The increase in drug and gun crime is becoming more prevalent, as evidenced Friday night. After a relatively quiet day in the West End, a man ended up in a Lafayette hospital after what Raborn said was a stray bullet smashed through a truck’s passenger-side window, striking the man in the face.
“They were driving north in the 800 block of South Hopkins Street when something hit the window,” Raborn said. “He didn’t even realize he had been shot until he could tell he was bleeding.”
The driver saw an IPSO patrol unit and asked for assistance. The passenger was put in intensive care when Raborn said doctors felt the wound was a life-threatening injury.
“And, guess what?” Raborn asked rhetorically. “Of all the people on the street, when we arrived to investigate not one person saw anything.”
Based on the direction of travel, the shot was probably fired from the opposite side of Hopkins Street from the One Stop, located less than a block away.
Councilwoman Guidry addressed the lack of cooperation with law enforcement after the March 9 shooting. At the time, she said the only way to change the situation on the streets is to get through to the young people who are involved in violence.
“This is a clarion call to all the young people freely relinquishing their own rights instead of exercising their God-given rights,” Guidry said. “If you are not part of the solution, you are part of the problem.”
Raborn said gunfire is a regular occurrence in the West End.
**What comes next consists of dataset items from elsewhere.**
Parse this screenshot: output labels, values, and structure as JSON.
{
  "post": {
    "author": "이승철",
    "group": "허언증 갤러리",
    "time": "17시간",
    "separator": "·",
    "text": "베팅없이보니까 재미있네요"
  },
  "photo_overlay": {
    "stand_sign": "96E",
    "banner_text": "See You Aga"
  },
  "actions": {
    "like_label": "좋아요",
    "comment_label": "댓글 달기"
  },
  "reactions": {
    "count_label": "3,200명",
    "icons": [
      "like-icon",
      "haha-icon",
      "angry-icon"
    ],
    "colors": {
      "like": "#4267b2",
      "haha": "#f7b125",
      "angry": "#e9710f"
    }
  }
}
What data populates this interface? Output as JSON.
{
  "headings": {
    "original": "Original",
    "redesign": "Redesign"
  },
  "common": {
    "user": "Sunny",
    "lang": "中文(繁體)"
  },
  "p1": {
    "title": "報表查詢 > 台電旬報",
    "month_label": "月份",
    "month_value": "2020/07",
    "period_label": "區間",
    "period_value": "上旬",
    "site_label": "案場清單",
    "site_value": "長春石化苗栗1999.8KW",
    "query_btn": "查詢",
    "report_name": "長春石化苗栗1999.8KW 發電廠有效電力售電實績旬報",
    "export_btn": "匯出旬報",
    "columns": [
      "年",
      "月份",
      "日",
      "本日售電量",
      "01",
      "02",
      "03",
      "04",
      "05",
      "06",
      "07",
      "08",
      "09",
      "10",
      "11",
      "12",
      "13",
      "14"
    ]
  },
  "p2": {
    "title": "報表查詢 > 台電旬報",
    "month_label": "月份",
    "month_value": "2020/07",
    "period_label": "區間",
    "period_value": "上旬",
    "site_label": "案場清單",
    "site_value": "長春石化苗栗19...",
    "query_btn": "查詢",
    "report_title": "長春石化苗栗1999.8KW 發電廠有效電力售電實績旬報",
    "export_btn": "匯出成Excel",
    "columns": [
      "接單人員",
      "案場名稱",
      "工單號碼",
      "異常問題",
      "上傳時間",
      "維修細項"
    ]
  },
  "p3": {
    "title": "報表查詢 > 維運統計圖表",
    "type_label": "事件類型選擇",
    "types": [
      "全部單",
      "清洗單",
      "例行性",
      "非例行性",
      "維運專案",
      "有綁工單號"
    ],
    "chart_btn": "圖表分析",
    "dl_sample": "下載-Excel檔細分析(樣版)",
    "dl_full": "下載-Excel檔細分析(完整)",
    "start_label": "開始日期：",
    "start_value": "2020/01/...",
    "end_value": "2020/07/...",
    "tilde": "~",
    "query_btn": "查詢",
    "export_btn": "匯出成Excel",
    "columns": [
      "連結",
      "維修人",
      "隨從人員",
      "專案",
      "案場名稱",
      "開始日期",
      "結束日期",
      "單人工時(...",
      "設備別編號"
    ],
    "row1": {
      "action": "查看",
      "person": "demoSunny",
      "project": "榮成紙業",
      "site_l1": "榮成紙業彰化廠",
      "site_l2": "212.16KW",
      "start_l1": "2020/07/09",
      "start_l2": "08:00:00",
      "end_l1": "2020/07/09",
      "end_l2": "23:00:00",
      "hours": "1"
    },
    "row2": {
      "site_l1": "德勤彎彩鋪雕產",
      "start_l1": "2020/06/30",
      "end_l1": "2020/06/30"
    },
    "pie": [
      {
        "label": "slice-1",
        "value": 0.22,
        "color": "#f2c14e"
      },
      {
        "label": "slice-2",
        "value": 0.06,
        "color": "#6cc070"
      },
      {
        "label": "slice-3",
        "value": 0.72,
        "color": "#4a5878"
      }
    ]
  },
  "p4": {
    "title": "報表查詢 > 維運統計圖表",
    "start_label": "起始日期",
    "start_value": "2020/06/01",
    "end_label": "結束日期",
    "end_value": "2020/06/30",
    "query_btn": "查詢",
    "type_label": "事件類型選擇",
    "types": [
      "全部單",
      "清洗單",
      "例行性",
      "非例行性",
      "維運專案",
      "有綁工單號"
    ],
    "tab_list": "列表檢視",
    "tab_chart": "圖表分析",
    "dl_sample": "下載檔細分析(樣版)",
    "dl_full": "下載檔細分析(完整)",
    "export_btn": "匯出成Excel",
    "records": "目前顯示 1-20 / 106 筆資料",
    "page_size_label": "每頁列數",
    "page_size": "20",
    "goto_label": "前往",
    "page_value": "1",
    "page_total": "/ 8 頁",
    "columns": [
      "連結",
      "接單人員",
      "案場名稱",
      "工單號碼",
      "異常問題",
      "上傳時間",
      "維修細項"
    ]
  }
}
Although the number of shooting victims in the area is alarming, the number of shooting incidents in which no people are hit is staggering. Homes throughout the area have visible bullet holes in posts, siding and window framing, attesting to the ongoing violence.
All of these things are happening against the backdrop of a proposed tax to create a police force for the city of New Iberia. Raborn said the resources necessary to make that happen are staggering.
“The former mayor said many times she was paying for 10 deputies,” Raborn said. “That’s not it. You are paying for a service. It’s like going to dinner at a restaurant. You aren’t paying for a meal. You are paying for the cook, you are paying for the hostess, you are paying the waiter, you are paying the dishwasher, right down to guy who takes the trash out.”
Similarly, Raborn said focusing on the number of deputies ignores all the other pieces needed to fight crime.
“It is going to take a lot more than what he (New Iberia Mayor Freddie DeCourt) is envisioning at this time,” Raborn said. “You need administration. You need investigators. You need a narcotics unit. You have to have traffic patrols and other services. We put as many deputies on road as we can, but it is hard to find qualified people They have to be ready for a challenge.”
And, echoing Guidry’s clarion call, unless the community becomes involved and the values of those on the street changes, Raborn said no amount of manpower will make a dent in the crime rate.
“We could saturate the area with 20 patrols, but it would just slow it down for a while,” Raborn said. “These guys have no respect: for each other, for their neighbors, for life. They live by the gun.”